TL;DR
In my experience, all-or-nothing cloning projects are often a trap companies fall into when they have a non-agile mindset. It often indicates an underlying struggle with process introspection, workflow adaptation, or acceptance of the trade-offs inherent in the iterative/incremental development model.
Don't allow the organization to fall into this trap blindly. Make the costs and the alternatives visible.
Analysis and Recommendations
"We need a new in-house-developed app to replace the 3rd-party app we currently use, which does this and this and this and ... The new app needs to do everything the old one does. We can't turn the existing product off until the new one meets our needs."
While the last sentence is probably true, the agile path to success lies in frame-challenging the assumptions. Since the company wants to move away from the current solution, it's a great time to evaluate how the existing product is being used, and what the desired future-state workflow looks like.
An MVP is really a validated learning opportunity, so you might think of it as a "product spike" to evaluate level of effort, cost, or market demand. What you really need here is a list of minimum marketable features (MMFs) that are truly essential for the to-be workflow. You might be surprised at how few of the existing product's features your various workflows actually depend on.
An organizational desire to clone a product is often covering up an X/Y problem related to:
- Total cost of ownership (TCO), e.g. licensing, support costs, professional services, labor, etc.
- Unresolved bugs or misfeatures.
- Tool/workflow impedance or mismatch.
- Other issues related to integration or support.
It's generally better to make the business decisions about what to build, and what features it needs to have to replace your existing solution, based on real data about each feature. For example, if you want to replace Word with an in-house word processor, you might say:
It's a bad idea; it literally took decades to refine Word.
What are the odds we can build a better mousetrap? Do we have the internal resources to recapitulate 35 years of software development by one of the largest companies on Earth? Is the juice really worth the squeeze, or are we just trying to avoid having to evaluate our cost structure or change our workflow?
We don't really need an editor with WordArt or OLE support, so we won't try to clone those non-essential features.

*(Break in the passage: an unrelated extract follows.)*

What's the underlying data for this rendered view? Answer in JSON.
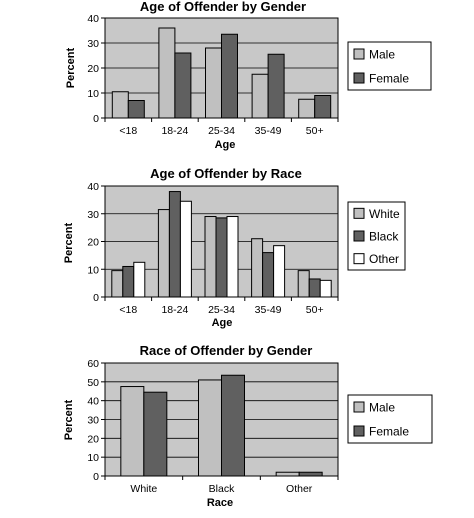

Maybe we just need a lower-cost editor that can be embedded into our web UI, or some other less-ambitious project. Likewise, do we really need to replace our widget embiggener with a homegrown version that also does turnip-twaddling? Is anyone in our company even twaddling turnips?
What's the "simplest thing that could possibly work?"
Maybe the cloned product truly has zero value unless it's 100% complete. In the real world, though, it's rarely that cut and dried. Chances are you could solve some pain points without solving all of them. Maybe leadership's all-or-nothing approach can be re-envisioned to fit an iterative or incremental development model.
These questions, and other pragmatic and solutions-focused frame challenges can help you identify the real why driving the effort. Without a solid understanding of why, it's hard to properly identify what needs to be done in a test-first or iterative fashion. And without a well-defined set of "what," it is nearly impossible to estimate the level of effort, schedule and cost, and sequential priorities for work packages. If everything is a top priority, then in reality nothing is.
By adopting a more iterative/incremental approach, the company acknowledges that the business objective (e.g. cloning Word) might not succeed. The benefit of an agile approach isn't that it's faster to do the unlikely; it's that it allows more frequent opportunities for the organization to evaluate whether the costs and level of effort involved remain sensible investments for the business. In this case, building the minimum viable product (MVP) consists of just enough effort/features to feed the project's inspect-and-adapt cycle, which then informs the executive sponsors' decision-making process to fish or cut bait.